The awaited peer review of the Danish Research and Innovation (R&I) system has been recently concluded. A group of top-level experts spent almost one year looking at the Danish innovation system. Their conclusions are clear: Denmark has a very strong innovation system but its innovation policy needs more strategic focus.
The report starts praising the high innovation performance of Denmark, which has a sophisticated and competitive business sector, a strong international orientation, and a solid scientific knowledge and education basis. It has some world class innovative business sectors like life sciences, wind energy or robotics.
However, the report states, in order to keep up with it innovative dynamism in an increasingly competitive international context, Denmark innovation policy must be more coordinated and more strategic.
The report suggests some specific action points like more innovation-oriented universities, or fostering accelerators. Yet, more importantly, the crucial recommendations are about enhancing coordination across the system, and overall, to define a clearer and more strategic ambition for Denmark’s R&I policy.
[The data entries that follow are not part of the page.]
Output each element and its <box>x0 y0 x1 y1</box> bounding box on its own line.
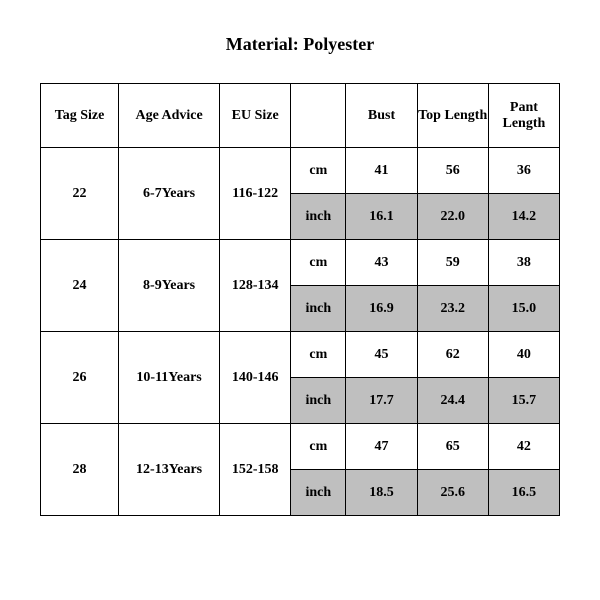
cell-bust-cm: 43 <box>346 240 417 286</box>
table-body: 22 6-7Years 116-122 cm 41 56 36 inch 16.… <box>41 148 560 516</box>
cell-top-inch: 23.2 <box>417 286 488 332</box>
table-header-row: Tag Size Age Advice EU Size Bust Top Len… <box>41 84 560 148</box>
cell-tag-size: 28 <box>41 424 119 516</box>
cell-unit-inch: inch <box>291 470 346 516</box>
cell-unit-cm: cm <box>291 148 346 194</box>
cell-top-inch: 24.4 <box>417 378 488 424</box>
cell-age-advice: 6-7Years <box>119 148 220 240</box>
cell-age-advice: 10-11Years <box>119 332 220 424</box>
cell-top-cm: 65 <box>417 424 488 470</box>
cell-pant-cm: 42 <box>488 424 559 470</box>
cell-tag-size: 22 <box>41 148 119 240</box>
cell-age-advice: 8-9Years <box>119 240 220 332</box>
cell-bust-cm: 47 <box>346 424 417 470</box>
cell-bust-inch: 16.1 <box>346 194 417 240</box>
col-unit <box>291 84 346 148</box>
cell-eu-size: 140-146 <box>220 332 291 424</box>
cell-bust-cm: 45 <box>346 332 417 378</box>
col-bust: Bust <box>346 84 417 148</box>
cell-top-inch: 25.6 <box>417 470 488 516</box>
cell-bust-inch: 18.5 <box>346 470 417 516</box>
cell-top-cm: 59 <box>417 240 488 286</box>
col-pant-length: Pant Length <box>488 84 559 148</box>
page: Material: Polyester Tag Size Age Advice … <box>0 0 600 600</box>
size-table: Tag Size Age Advice EU Size Bust Top Len… <box>40 83 560 516</box>
cell-eu-size: 128-134 <box>220 240 291 332</box>
cell-unit-cm: cm <box>291 424 346 470</box>
cell-pant-inch: 15.0 <box>488 286 559 332</box>
cell-bust-inch: 16.9 <box>346 286 417 332</box>
cell-age-advice: 12-13Years <box>119 424 220 516</box>
page-title: Material: Polyester <box>40 34 560 55</box>
cell-top-cm: 62 <box>417 332 488 378</box>
cell-unit-inch: inch <box>291 194 346 240</box>
col-age-advice: Age Advice <box>119 84 220 148</box>
cell-pant-inch: 14.2 <box>488 194 559 240</box>
table-row: 28 12-13Years 152-158 cm 47 65 42 <box>41 424 560 470</box>
table-row: 26 10-11Years 140-146 cm 45 62 40 <box>41 332 560 378</box>
col-top-length: Top Length <box>417 84 488 148</box>
cell-pant-cm: 36 <box>488 148 559 194</box>
table-row: 22 6-7Years 116-122 cm 41 56 36 <box>41 148 560 194</box>
col-eu-size: EU Size <box>220 84 291 148</box>
cell-unit-cm: cm <box>291 240 346 286</box>
cell-top-cm: 56 <box>417 148 488 194</box>
cell-top-inch: 22.0 <box>417 194 488 240</box>
col-tag-size: Tag Size <box>41 84 119 148</box>
cell-pant-cm: 40 <box>488 332 559 378</box>
cell-pant-inch: 16.5 <box>488 470 559 516</box>
cell-tag-size: 24 <box>41 240 119 332</box>
cell-unit-cm: cm <box>291 332 346 378</box>
cell-unit-inch: inch <box>291 286 346 332</box>
cell-pant-cm: 38 <box>488 240 559 286</box>
cell-tag-size: 26 <box>41 332 119 424</box>
cell-pant-inch: 15.7 <box>488 378 559 424</box>
table-row: 24 8-9Years 128-134 cm 43 59 38 <box>41 240 560 286</box>
cell-unit-inch: inch <box>291 378 346 424</box>
cell-bust-inch: 17.7 <box>346 378 417 424</box>
cell-eu-size: 152-158 <box>220 424 291 516</box>
cell-bust-cm: 41 <box>346 148 417 194</box>
cell-eu-size: 116-122 <box>220 148 291 240</box>
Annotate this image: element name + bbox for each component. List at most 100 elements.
These recommendations are very much aligned with the holistic view of innovation policy that Charles Edquist and I put forward in a recent book, one that understands that policy must identify and address deficiencies and opportunities in the entire innovation system, and on that basis, set up clearer and strategic directions.
The peer-review report has been well-taken by Danish stakeholders. We are seeing already some initial first steps aiming to introduce more ambitious and strategic approaches (like the recent focus on climate change and green growth of the Danish Innovation Fund).
I look forward the next years’ debates and developments!